Should she take him at his word or not? Why should she take a chance that he was telling her the truth?
"Again, I know you have no reason to believe what I'm about to tell you, but I'll say it anyway—I'm a Christian law-abiding man, Mrs. Henderson. The Bible is my guide."
"Then why are you—" she began, then caught herself. "Never mind—you said you couldn't say, so I won't press you to give me an answer you can't give. I'll just say that I'm a Christian woman, too—we go to church every other Sunday, which is all I can get off from work, whether Billy Joe's wanting to go or not. And I try to get him to go without me when I'm working. I'm trying to be the best ma I can to him. I'm hoping if I 'train my child up in the way he should go,' as the Bible says, he'll turn out to be a better man than his father was."
He stared at her, and she guessed he was wondering if she was always so forthright with strangers. But she had always used that very plain-speaking as a sort of armor against the world.
"I have an idea," he began with some hesitation, "if you're going to let me stay, that is—you might use that permission to motivate your son, since he wants you to help me. Tell him I can only stay if he does whatever you say, whatever he's been reluctant to do…But that's up to you, ma'am, of course—you know your son best, and I hope you don't mind the suggestion."
She blinked in surprise, then considered what he'd said. "You know, what you've said is actually a good idea," she said after a moment. "Very well, Mr. Thorn…you may stay--for now."
"Much obliged, ma'am. I won't give you cause to regret it."
But could he really promise that? If her neighbors found out she was harboring a fugitive, she'd never survive the scandal…
She asked another question to distract herself from that worry. "Umm, you didn't say, exactly--is Thorn your first or your last name?"
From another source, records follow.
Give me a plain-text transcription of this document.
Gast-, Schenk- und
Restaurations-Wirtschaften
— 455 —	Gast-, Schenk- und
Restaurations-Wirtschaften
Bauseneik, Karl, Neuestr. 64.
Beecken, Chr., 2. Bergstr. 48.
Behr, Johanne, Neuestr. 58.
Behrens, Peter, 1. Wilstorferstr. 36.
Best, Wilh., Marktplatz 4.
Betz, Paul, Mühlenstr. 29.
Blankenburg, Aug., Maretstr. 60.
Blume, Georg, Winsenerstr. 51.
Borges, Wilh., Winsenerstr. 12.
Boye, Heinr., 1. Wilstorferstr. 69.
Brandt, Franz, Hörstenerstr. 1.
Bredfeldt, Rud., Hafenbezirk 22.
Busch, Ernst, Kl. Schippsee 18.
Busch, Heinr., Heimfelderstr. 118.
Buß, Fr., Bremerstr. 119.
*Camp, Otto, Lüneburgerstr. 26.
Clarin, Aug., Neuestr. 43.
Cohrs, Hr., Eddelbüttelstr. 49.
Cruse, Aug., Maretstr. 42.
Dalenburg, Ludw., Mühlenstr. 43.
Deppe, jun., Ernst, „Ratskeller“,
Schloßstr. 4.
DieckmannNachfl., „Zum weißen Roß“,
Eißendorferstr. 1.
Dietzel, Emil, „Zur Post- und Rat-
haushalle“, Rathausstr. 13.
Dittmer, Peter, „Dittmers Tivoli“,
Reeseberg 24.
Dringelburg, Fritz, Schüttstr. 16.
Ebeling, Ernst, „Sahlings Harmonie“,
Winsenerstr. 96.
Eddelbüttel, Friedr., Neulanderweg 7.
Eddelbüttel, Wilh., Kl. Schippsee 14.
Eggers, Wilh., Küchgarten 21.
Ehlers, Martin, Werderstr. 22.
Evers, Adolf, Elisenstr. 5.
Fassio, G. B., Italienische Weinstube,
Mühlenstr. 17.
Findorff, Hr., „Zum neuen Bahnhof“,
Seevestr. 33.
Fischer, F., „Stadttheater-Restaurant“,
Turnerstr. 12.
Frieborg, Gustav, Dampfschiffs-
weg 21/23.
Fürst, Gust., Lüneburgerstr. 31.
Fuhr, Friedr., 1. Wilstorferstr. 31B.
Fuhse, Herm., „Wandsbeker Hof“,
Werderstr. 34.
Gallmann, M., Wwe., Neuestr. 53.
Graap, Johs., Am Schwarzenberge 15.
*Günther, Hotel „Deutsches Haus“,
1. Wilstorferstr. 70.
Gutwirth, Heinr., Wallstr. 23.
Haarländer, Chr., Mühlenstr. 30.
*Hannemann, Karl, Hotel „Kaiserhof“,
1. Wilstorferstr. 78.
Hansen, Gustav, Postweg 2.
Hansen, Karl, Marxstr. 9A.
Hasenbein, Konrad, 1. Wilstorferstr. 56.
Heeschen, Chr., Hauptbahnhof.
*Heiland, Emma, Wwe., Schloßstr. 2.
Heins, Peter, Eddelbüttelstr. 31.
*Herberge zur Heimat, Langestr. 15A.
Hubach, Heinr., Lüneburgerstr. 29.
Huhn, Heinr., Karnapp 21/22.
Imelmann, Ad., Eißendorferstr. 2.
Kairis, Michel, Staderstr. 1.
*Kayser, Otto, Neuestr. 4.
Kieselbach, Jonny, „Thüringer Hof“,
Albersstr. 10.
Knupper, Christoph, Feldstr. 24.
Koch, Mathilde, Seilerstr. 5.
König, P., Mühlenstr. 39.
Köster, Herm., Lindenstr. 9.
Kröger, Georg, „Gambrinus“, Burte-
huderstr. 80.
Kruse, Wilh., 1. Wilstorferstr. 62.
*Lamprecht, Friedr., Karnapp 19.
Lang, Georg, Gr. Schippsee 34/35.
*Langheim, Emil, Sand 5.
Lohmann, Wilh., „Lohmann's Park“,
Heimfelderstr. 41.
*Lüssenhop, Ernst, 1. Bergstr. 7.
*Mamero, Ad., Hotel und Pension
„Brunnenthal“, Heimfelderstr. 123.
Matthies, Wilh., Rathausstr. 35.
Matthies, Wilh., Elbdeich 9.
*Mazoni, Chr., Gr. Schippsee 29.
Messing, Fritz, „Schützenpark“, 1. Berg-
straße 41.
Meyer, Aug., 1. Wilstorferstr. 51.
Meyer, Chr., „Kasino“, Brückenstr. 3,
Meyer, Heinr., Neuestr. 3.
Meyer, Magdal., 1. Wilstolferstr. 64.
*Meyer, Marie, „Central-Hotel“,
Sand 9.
"First name," he said, and his face twisted as if the name caused him to feel bitter. "Last name is Dawson."
He must have seen the skeptical look on her face. "I'm telling you the truth, Mrs. Henderson."
"All right then," she said. "But I can't have you dying on me. Having a dead outlaw's body in my barn would be a little hard to explain in a day or two. Simpson Creek does have a doctor, and I insist on having him see you. I have no nursing experience, so I need his guidance, if you're to recover. You can tell him the same thing you told me," she added quickly, guessing he was about to protest. And that made her irritable. She was trying to help him, and he wanted to question that?
"And you needn't look so doubtful," she snapped. "Dr. Walker isn't your usual small-town quacksalver. He knows all the latest things in medicine, and I've seen him save folks that were at death's door. He doesn't use all those snake oil remedies like calomel, either."
"All right, all right," he said, waving a hand in surrender. "Have him come."
She saw him wince and guessed that the movement set up fresh, stabbing waves of pain lancing through his wounded shoulder.
"I'll send Billy Joe for him," she said. "And don't worry, I'll tell him to go straight to the doctor's house, and not to breathe a word of your presence here to any of his no-account friends." She could easily picture Billy Joe, flushed with triumph at having a "real gen-u-ine" outlaw in his barn, bragging to all his friends. As Daisy turned to leave the stall, she said a little prayer that Billy Joe was obedient enough to follow her command. Until she knew whether to believe the man who lay in the stall when he said he wasn't an outlaw, she didn't want him to end up with his neck in a noose if either of those wounded died.
But if he wasn't an outlaw, what was he doing riding with them?